Well fuck, what happened to us?
We started off so perfectly, so innocently, I can’t even remember where it changes… If it even did. Because, you see, the thing with you, the thing with me, is that, you were clever, and I was stupid. You knew what you were doing, and what started off as innocent, shameless flirting, suddenly decided to go BAM into real life shit. And I can’t even remember when. All the memories I have of you just blur, only a few stand out. Like the night I first spoke to you. And then the night weeks later where we actually started something. No, we weren’t together. I don’t think we ever could be. I just stupidly hoped. I remember the few nights when you called me beautiful. And I mean beautiful, pretty or stunning, because they were rare. Mostly it would just be comments like hot, I want you in my bed and so on and so forth. We went from literally being a couple - but not being one - to best friends. How does that happen? You were probably the best thing that ever happened to me, even if I did find out that you had a girlfriend.

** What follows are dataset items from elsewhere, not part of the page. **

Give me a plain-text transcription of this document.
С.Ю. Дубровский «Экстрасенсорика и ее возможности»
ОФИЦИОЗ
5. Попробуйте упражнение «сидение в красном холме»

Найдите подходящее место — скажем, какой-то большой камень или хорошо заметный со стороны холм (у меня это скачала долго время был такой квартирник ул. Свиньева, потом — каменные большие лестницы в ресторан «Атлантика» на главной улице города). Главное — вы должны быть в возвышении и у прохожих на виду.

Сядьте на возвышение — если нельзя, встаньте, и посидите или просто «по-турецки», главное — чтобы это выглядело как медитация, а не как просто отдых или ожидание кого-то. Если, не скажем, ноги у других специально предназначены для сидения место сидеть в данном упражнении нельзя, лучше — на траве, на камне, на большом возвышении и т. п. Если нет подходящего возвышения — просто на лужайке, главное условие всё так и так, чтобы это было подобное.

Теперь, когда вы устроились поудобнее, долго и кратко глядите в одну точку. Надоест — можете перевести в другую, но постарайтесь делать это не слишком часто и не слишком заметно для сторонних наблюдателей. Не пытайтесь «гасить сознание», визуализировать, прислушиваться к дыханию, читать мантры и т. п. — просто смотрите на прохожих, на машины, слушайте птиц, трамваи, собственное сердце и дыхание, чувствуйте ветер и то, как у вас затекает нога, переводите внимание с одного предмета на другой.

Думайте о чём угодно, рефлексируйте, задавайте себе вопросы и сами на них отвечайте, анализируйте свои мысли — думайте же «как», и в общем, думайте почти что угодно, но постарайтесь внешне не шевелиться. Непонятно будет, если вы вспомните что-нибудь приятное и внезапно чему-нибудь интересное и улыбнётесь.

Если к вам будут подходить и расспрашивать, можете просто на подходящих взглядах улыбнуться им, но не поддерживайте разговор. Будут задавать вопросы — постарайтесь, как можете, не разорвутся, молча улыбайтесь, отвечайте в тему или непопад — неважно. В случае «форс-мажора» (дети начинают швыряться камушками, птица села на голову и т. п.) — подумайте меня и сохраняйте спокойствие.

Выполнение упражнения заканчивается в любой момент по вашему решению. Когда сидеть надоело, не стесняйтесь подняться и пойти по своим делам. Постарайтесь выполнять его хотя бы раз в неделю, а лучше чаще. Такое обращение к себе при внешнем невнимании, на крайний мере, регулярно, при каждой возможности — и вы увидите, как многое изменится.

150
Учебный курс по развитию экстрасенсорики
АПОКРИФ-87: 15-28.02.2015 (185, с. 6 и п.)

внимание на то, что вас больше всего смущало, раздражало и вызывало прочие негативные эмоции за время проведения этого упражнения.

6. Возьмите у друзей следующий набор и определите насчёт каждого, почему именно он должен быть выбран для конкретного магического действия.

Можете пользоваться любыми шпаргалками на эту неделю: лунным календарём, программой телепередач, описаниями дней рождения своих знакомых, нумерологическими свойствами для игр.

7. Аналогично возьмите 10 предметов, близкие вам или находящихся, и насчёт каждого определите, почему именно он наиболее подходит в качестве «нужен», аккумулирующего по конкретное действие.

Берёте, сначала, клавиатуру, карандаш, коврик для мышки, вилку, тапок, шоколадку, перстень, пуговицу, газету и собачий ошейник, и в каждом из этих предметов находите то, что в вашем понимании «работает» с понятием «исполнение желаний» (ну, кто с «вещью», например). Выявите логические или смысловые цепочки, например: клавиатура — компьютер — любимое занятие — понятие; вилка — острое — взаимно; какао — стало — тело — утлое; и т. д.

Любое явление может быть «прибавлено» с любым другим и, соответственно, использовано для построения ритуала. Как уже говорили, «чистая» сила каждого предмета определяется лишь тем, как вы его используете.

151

You were sorry though, and we were both too scared of losing each other that we just looked past it. But now I’m wondering if I should’ve. I know I’d never change the way I reacted, so calm, uncaring, forgiving, because, I only ever feel the need to write this shit when we haven’t spoken for a few days. I don’t know what it is. One night, we’ll talk and everything is perfect, the next thing I know is that we haven’t spoken in a week, I feel like shit, I feel empty. Then I wake up to a text from you saying that you’re sorry and I feel better all over again.
Fuck you. Fuck everything you’ve ever done to me and every other girl. Fuck you and the way you make me feel. Fuck the way we both still like each other. Fuck the way we’re best friends although I need so much more. I love you.
So here I am now, looking back at all the stages we went through, waiting for you to reply, and just thinking shit, what the fuck happened there?